Nails 3 through 103! I heard Frances sigh and it was on. Plus I had finally identified what he was wrapped in.
“I’m bitchy? What I really am is too annoyed to put up with a simpering jackass in a Snuggie who is too stupid to realize he has essentially paid money to wear a robe backwards!”
“It’s not a Snuggie, it’s a Slanket! It’s called Sleavin’ Las Vegas” he sniffed as he smoothed it, “I wanted Slumberjack but they were sold out...”
“ARE YOU FUCKING SHITTING ME??? I barked at Frances, “First I hafta play nice with Not So Little Debbie back there and now this?” I turned back to George, “I’ll wipe my ass with your Slanket you prissy..”
“HEYYYYY, lets go outside and smoke a *frajo” interrupted F, cutting me off before I could get any more complimentary. He took my elbow and led me through the forest of paper goods and out the front door. *cigarette
I was busy muttering to myself, so it took me a moment to notice that Fran was doubled over in silent laughter. When he came up he was streaming tears and trying to catch his breath. “I can’t believe you called him out on the Snuggie. Not so little Debbie...” He wheezed, unable to go on.

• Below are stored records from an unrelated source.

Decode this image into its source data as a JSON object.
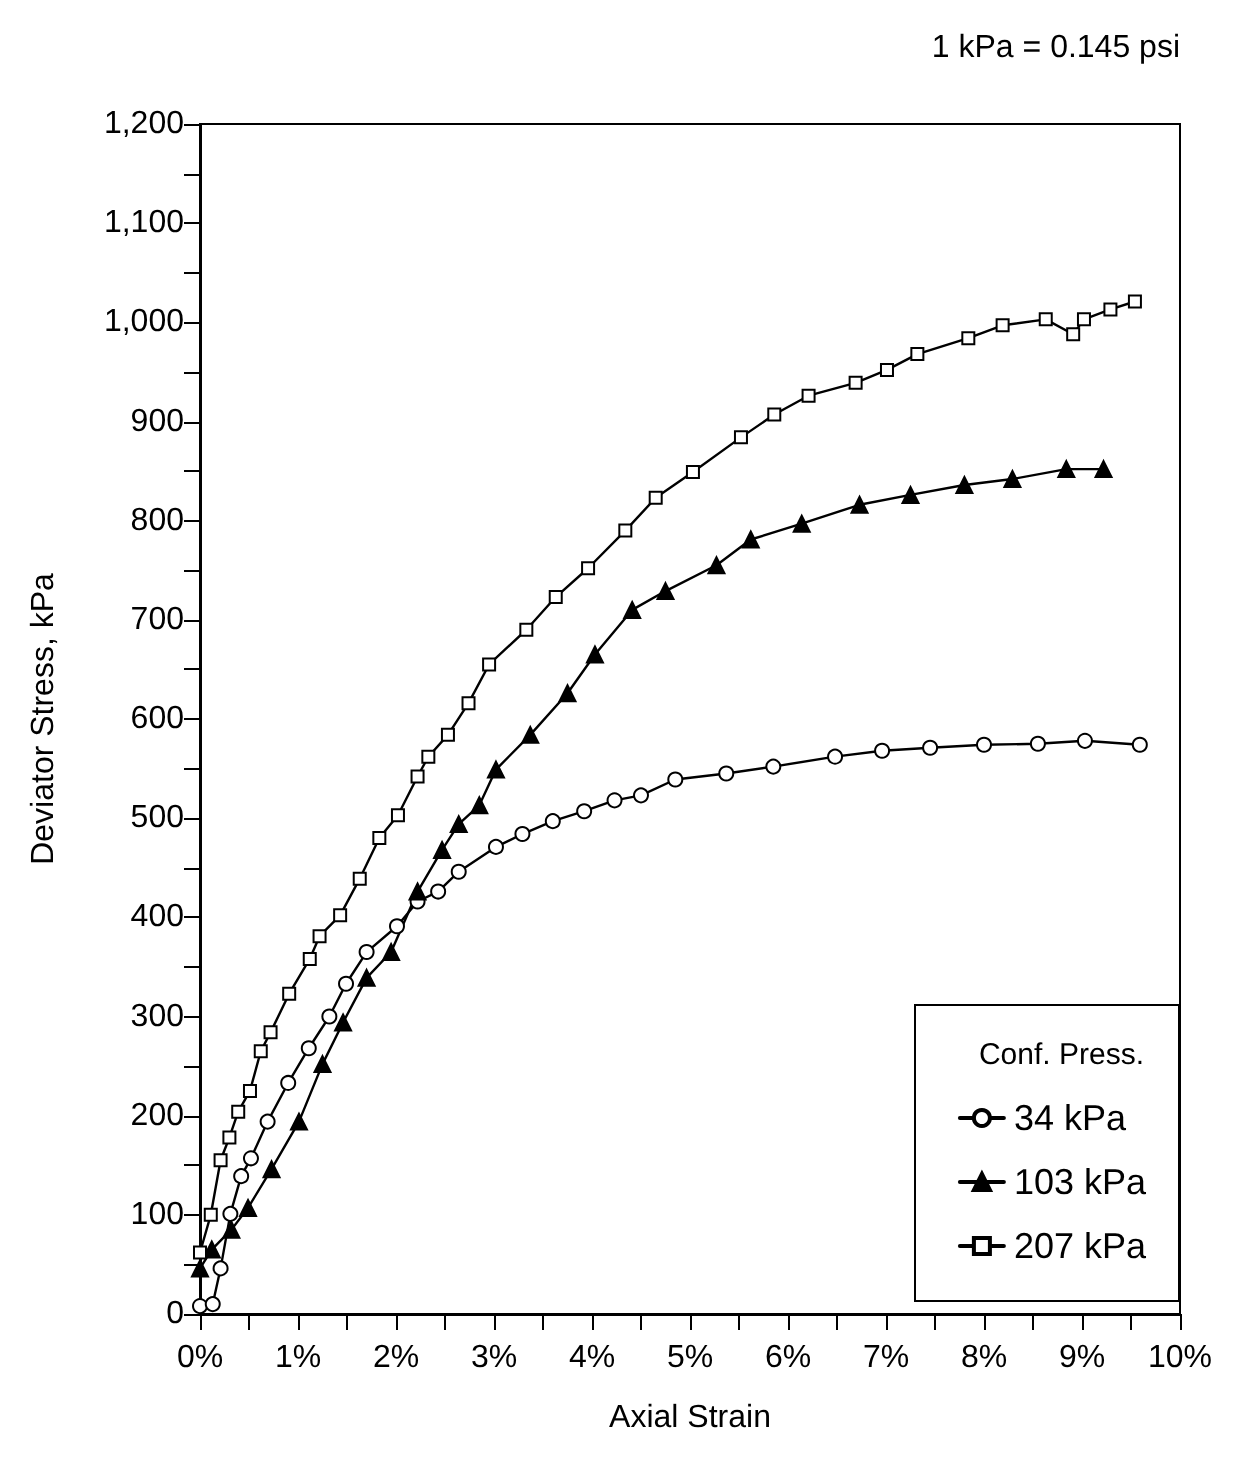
{
  "chart_data": {
    "type": "line",
    "xlabel": "Axial Strain",
    "ylabel": "Deviator Stress, kPa",
    "legend_title": "Conf. Press.",
    "legend": "bottom right",
    "grid": false,
    "line_style": "solid",
    "annotations": [
      "1 kPa = 0.145 psi"
    ],
    "xlim": [
      0,
      10
    ],
    "ylim": [
      0,
      1200
    ],
    "xticks": [
      {
        "value": 0,
        "label": "0%"
      },
      {
        "value": 0.5,
        "label": null
      },
      {
        "value": 1,
        "label": "1%"
      },
      {
        "value": 1.5,
        "label": null
      },
      {
        "value": 2,
        "label": "2%"
      },
      {
        "value": 2.5,
        "label": null
      },
      {
        "value": 3,
        "label": "3%"
      },
      {
        "value": 3.5,
        "label": null
      },
      {
        "value": 4,
        "label": "4%"
      },
      {
        "value": 4.5,
        "label": null
      },
      {
        "value": 5,
        "label": "5%"
      },
      {
        "value": 5.5,
        "label": null
      },
      {
        "value": 6,
        "label": "6%"
      },
      {
        "value": 6.5,
        "label": null
      },
      {
        "value": 7,
        "label": "7%"
      },
      {
        "value": 7.5,
        "label": null
      },
      {
        "value": 8,
        "label": "8%"
      },
      {
        "value": 8.5,
        "label": null
      },
      {
        "value": 9,
        "label": "9%"
      },
      {
        "value": 9.5,
        "label": null
      },
      {
        "value": 10,
        "label": "10%"
      }
    ],
    "yticks": [
      0,
      {
        "value": 50,
        "label": null
      },
      100,
      {
        "value": 150,
        "label": null
      },
      200,
      {
        "value": 250,
        "label": null
      },
      300,
      {
        "value": 350,
        "label": null
      },
      400,
      {
        "value": 450,
        "label": null
      },
      500,
      {
        "value": 550,
        "label": null
      },
      600,
      {
        "value": 650,
        "label": null
      },
      700,
      {
        "value": 750,
        "label": null
      },
      800,
      {
        "value": 850,
        "label": null
      },
      900,
      {
        "value": 950,
        "label": null
      },
      {
        "value": 1000,
        "label": "1,000"
      },
      {
        "value": 1050,
        "label": null
      },
      {
        "value": 1100,
        "label": "1,100"
      },
      {
        "value": 1150,
        "label": null
      },
      {
        "value": 1200,
        "label": "1,200"
      }
    ],
    "series": [
      {
        "name": "34 kPa",
        "color": "#000000",
        "marker": "circle",
        "x": [
          0,
          0.13,
          0.21,
          0.31,
          0.42,
          0.52,
          0.69,
          0.9,
          1.11,
          1.32,
          1.49,
          1.7,
          2.01,
          2.22,
          2.43,
          2.64,
          3.02,
          3.29,
          3.6,
          3.92,
          4.23,
          4.5,
          4.85,
          5.37,
          5.85,
          6.48,
          6.96,
          7.45,
          8.0,
          8.55,
          9.03,
          9.59
        ],
        "values": [
          8,
          10,
          46,
          101,
          139,
          157,
          194,
          233,
          268,
          300,
          333,
          365,
          391,
          416,
          426,
          446,
          471,
          484,
          497,
          507,
          518,
          523,
          539,
          545,
          552,
          562,
          568,
          571,
          574,
          575,
          578,
          574
        ]
      },
      {
        "name": "103 kPa",
        "color": "#000000",
        "marker": "triangle",
        "x": [
          0,
          0.12,
          0.32,
          0.49,
          0.73,
          1.01,
          1.25,
          1.46,
          1.7,
          1.95,
          2.22,
          2.47,
          2.64,
          2.85,
          3.02,
          3.37,
          3.75,
          4.03,
          4.41,
          4.75,
          5.27,
          5.62,
          6.14,
          6.73,
          7.25,
          7.8,
          8.29,
          8.84,
          9.22
        ],
        "values": [
          46,
          65,
          85,
          107,
          146,
          194,
          252,
          294,
          339,
          365,
          426,
          468,
          494,
          513,
          549,
          584,
          626,
          665,
          710,
          729,
          755,
          781,
          797,
          816,
          826,
          836,
          842,
          852,
          852
        ]
      },
      {
        "name": "207 kPa",
        "color": "#000000",
        "marker": "square",
        "x": [
          0,
          0.11,
          0.21,
          0.3,
          0.39,
          0.51,
          0.62,
          0.72,
          0.91,
          1.12,
          1.22,
          1.43,
          1.63,
          1.83,
          2.02,
          2.22,
          2.33,
          2.53,
          2.74,
          2.95,
          3.33,
          3.63,
          3.96,
          4.34,
          4.65,
          5.03,
          5.52,
          5.86,
          6.21,
          6.69,
          7.01,
          7.32,
          7.84,
          8.19,
          8.63,
          8.91,
          9.02,
          9.29,
          9.54
        ],
        "values": [
          62,
          100,
          155,
          178,
          204,
          225,
          265,
          284,
          323,
          358,
          381,
          402,
          439,
          480,
          503,
          542,
          562,
          584,
          616,
          655,
          690,
          723,
          752,
          790,
          823,
          849,
          884,
          907,
          926,
          939,
          952,
          968,
          984,
          997,
          1003,
          988,
          1003,
          1013,
          1021
        ]
      }
    ]
  }
}
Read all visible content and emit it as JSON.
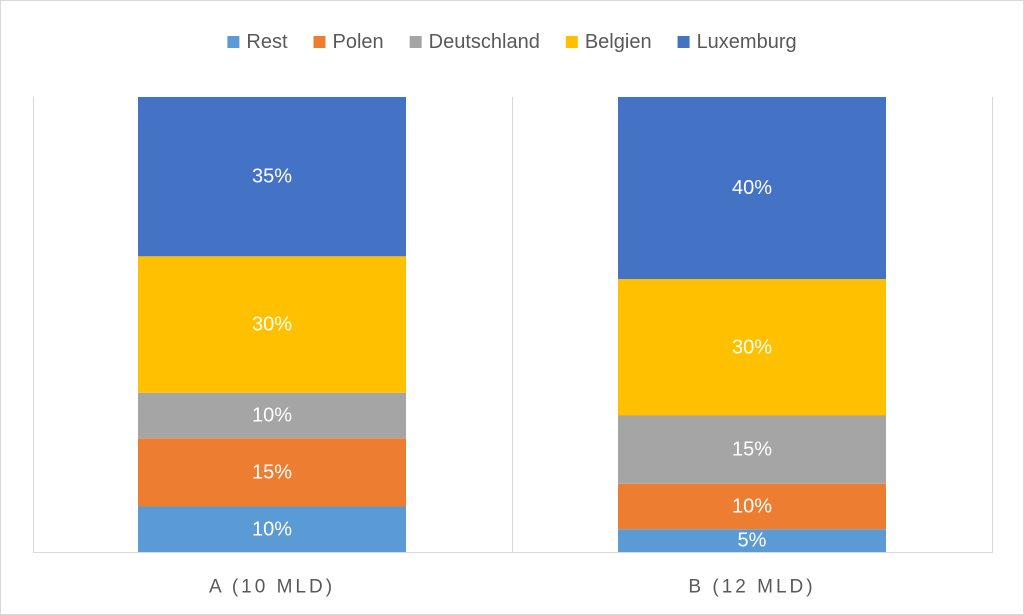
{
  "chart_data": {
    "type": "bar",
    "stacked": true,
    "categories": [
      "A (10 MLD)",
      "B (12 MLD)"
    ],
    "series": [
      {
        "name": "Rest",
        "color": "#5B9BD5",
        "values": [
          10,
          5
        ]
      },
      {
        "name": "Polen",
        "color": "#ED7D31",
        "values": [
          15,
          10
        ]
      },
      {
        "name": "Deutschland",
        "color": "#A5A5A5",
        "values": [
          10,
          15
        ]
      },
      {
        "name": "Belgien",
        "color": "#FFC000",
        "values": [
          30,
          30
        ]
      },
      {
        "name": "Luxemburg",
        "color": "#4472C4",
        "values": [
          35,
          40
        ]
      }
    ],
    "data_labels": [
      [
        "10%",
        "5%"
      ],
      [
        "15%",
        "10%"
      ],
      [
        "10%",
        "15%"
      ],
      [
        "30%",
        "30%"
      ],
      [
        "35%",
        "40%"
      ]
    ],
    "legend_order": [
      0,
      1,
      2,
      3,
      4
    ],
    "ylim": [
      0,
      100
    ],
    "legend_position": "top",
    "grid": false
  }
}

“It’s not a Snuggie it’s a Slanket!” I pouted, doing my impression of George, “Fran! You know that bitch must’ve inhaled at least a box and a half of Zebra Cakes in the 15 minutes we’ve been here, two at a time no less! What the fuck else was I gonna call her? And that smell, don't get me started on that smell!” I was begining to giggle.
“Y-you g-got schooled b-by an asshole wearing a b-b-b-blanket” stuttered Frances trying hard to get himself under control.
“Hey fuuuuuuuuuck you.” I replied, setting us off all over again. It was time to go home, I was so over the whole thing.
On the ride home Frances said, “A box and a half? That’s alot of fucking cakes!”
“Ya think?” I asked sarcastically, “Those things are nasty besides, if you eat one and drink milk it makes lard on the roof of your mouth, it’s sick and wrong.”
“I guess that explains the ‘Not so little’ part huh?”
“It’s definitely not helping the situation, I know that much.”
“Wipe your ass with his Sl-Slanket” He choked out, “Damn girl...”
“Yeah, I know, I ain’t right but at least I’m funny and that almost makes up for it.”
I drove us home, my car smelt of hippie and putrifying fruit but I sustained myself by counting all the ways in which fat Cyndi Lauper would pay for this evening’s idiocy...pay, pay, pay.